El futuro nos observa, pero no nos espera necesariamente

Dicen que el futuro espera, de forma pasiva, a que nos lleguemos. Pero creo que esa es una manera egoísta de ver la posibilidad, como si nos reserváramos el protagonismo o tuviéramos capacidad de moldearlo. Eso podemos hacerlo, y lo hacemos, con el pasado, porque nos figuramos distintos cada vez que nos contamos una misma historia.

Dicen también que la memoria es erosión de lo real, porque cada vez que nos acordamos de alguien variamos imperceptiblemente la espina de lo contado: y así lo hacemos más propio, pero vamos borrando, lentamente, a quien volvemos a imaginar. Es terrible: si no los recordamos, no podemos asegurar que sigan con nosotros.

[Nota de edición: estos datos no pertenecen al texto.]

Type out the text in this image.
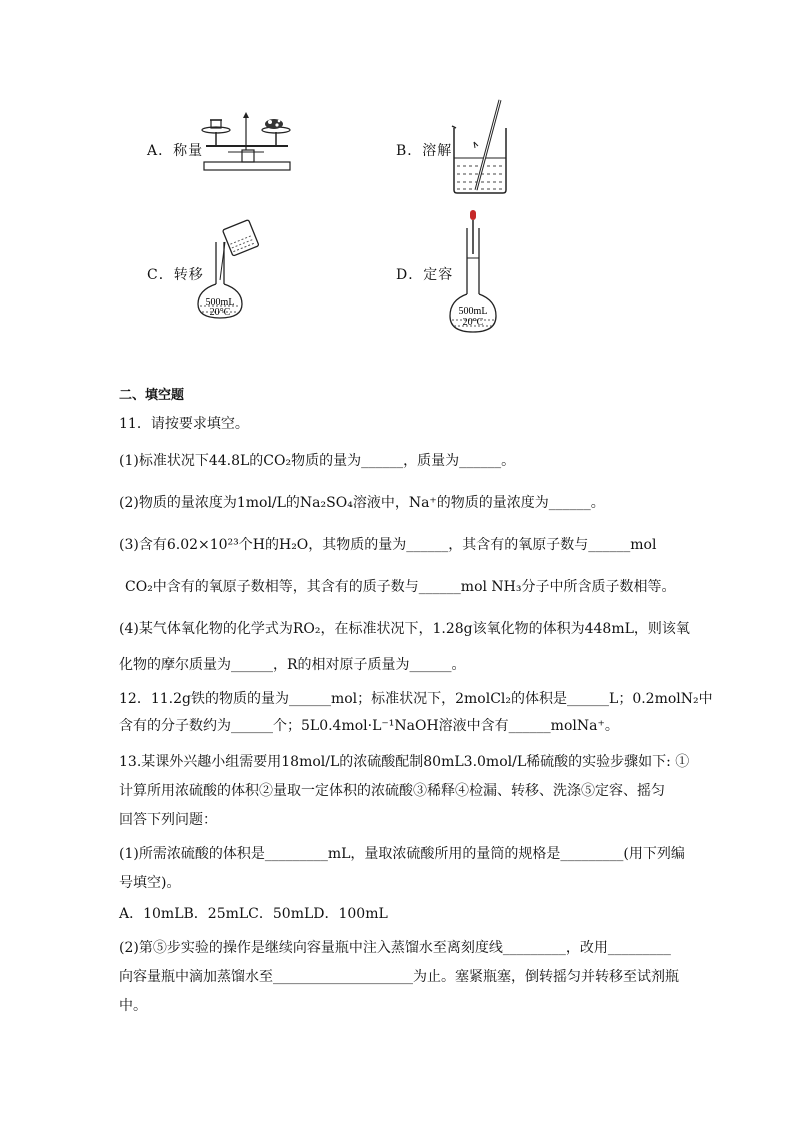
A．称量	B．溶解
C．转移	D．定容
500mL
20°C	500mL
20°C
二、填空题
11．请按要求填空。
(1)标准状况下44.8L的CO₂物质的量为______，质量为______。
(2)物质的量浓度为1mol/L的Na₂SO₄溶液中，Na⁺的物质的量浓度为______。
(3)含有6.02×10²³个H的H₂O，其物质的量为______，其含有的氧原子数与______mol
CO₂中含有的氧原子数相等，其含有的质子数与______mol NH₃分子中所含质子数相等。
(4)某气体氧化物的化学式为RO₂，在标准状况下，1.28g该氧化物的体积为448mL，则该氧
化物的摩尔质量为______，R的相对原子质量为______。
12．11.2g铁的物质的量为______mol；标准状况下，2molCl₂的体积是______L；0.2molN₂中
含有的分子数约为______个；5L0.4mol·L⁻¹NaOH溶液中含有______molNa⁺。
13.某课外兴趣小组需要用18mol/L的浓硫酸配制80mL3.0mol/L稀硫酸的实验步骤如下: ①
计算所用浓硫酸的体积②量取一定体积的浓硫酸③稀释④检漏、转移、洗涤⑤定容、摇匀
回答下列问题：
(1)所需浓硫酸的体积是_________mL，量取浓硫酸所用的量筒的规格是_________(用下列编
号填空)。
A．10mLB．25mLC．50mLD．100mL
(2)第⑤步实验的操作是继续向容量瓶中注入蒸馏水至离刻度线_________，改用_________
向容量瓶中滴加蒸馏水至____________________为止。塞紧瓶塞，倒转摇匀并转移至试剂瓶
中。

Deberían decir que esto lo sabían los escultores de gárgolas. Las de la Catedral de Palencia, maravillosas, son un catálogo de historias que quieren meterse dentro para ser recordadas o para no serlo. Que no está claro que estuvieran pensando en el futuro.

Maleza de dentro

 

Bendito olvido cuando ayuda a quitar la mala hierba, pero bendita la memoria que nos crea de nuevo (nos recrea) cuando tenemos que narrar nuestra historia. Mirar la casa desolada sabiendo que era la nuestra y que el cobijo se ha hecho intemperie. Habitación ahora de arañas, la rama de zarza, una hoja de periódico viejo que no contiene una buena noticia: tal vez un breve sobre un avistamiento, una tempestad en mar privado y una numeración equivocada.

Los escalones, rampa de barro, y en el acceso difícil se resume la vida de alguien a quien, tal vez, conocemos de cerca. De cuanto hemos contado hemos hecho acopio, o eso creemos, y no avisa la espina cuando raja.

Qué extraño que el muro de carga fuera solo panderete y el vencimiento más próximo de lo que suponíamos.  El horror vacui exige que limpiemos también la casa del alma, cada quien con su manera. Vale la poesía para eso, antes de que la hierba mala lo invada todo.

 

Paredes de la casa desolada

Imagen en Galicia

Aprehender una imagen mediante el óleo es interpretar un cuento que los ojos, acostumbrados a la rapidez y la traducción simultánea, son a veces incapaces de narrar. La fotografía fija el presente, o un pasado muy próximo. La pintura, en cambio, parece mezclar futuro y pasado para formar un presente trabajado, de mano y mente.

Cazar un paisaje para pintarlo es ligeramente distinto de hacerlo para fotografiarlo. Se sabe que habrá una meditación pero que mientras la mano actúe solo habrá sitio para la sombra, la contraforma y el trazo.

Cuando se acaba el contento del hecho viene la apreciación crítica. No del logro pictórico, si lo hay, sino de lo que la imagen ha hecho a la tabla vacía. Una casa vacía y desolada, sin suelo, tensa la espera de la ruina, atacada o acariciada por las plantas, rodeada de una tierra sucia pese a lo fragante de los árboles.

Y una escalera rota que no permite subir, lo que nos deja solo una sensación de aplastamiento. Pienso en los que quedan varados en los pisos superiores, engañados, apenas durante unas semanas, por la sensación de estar a cubierto y sin mirar el pecio en el que se convierte, inexorable como la herrumbre, la vida de todos. Cuando el enjalbegado pierde el brillo y las ramas de la hiedra parecen apretar, como un puño cruel, el alma de quienes no miran.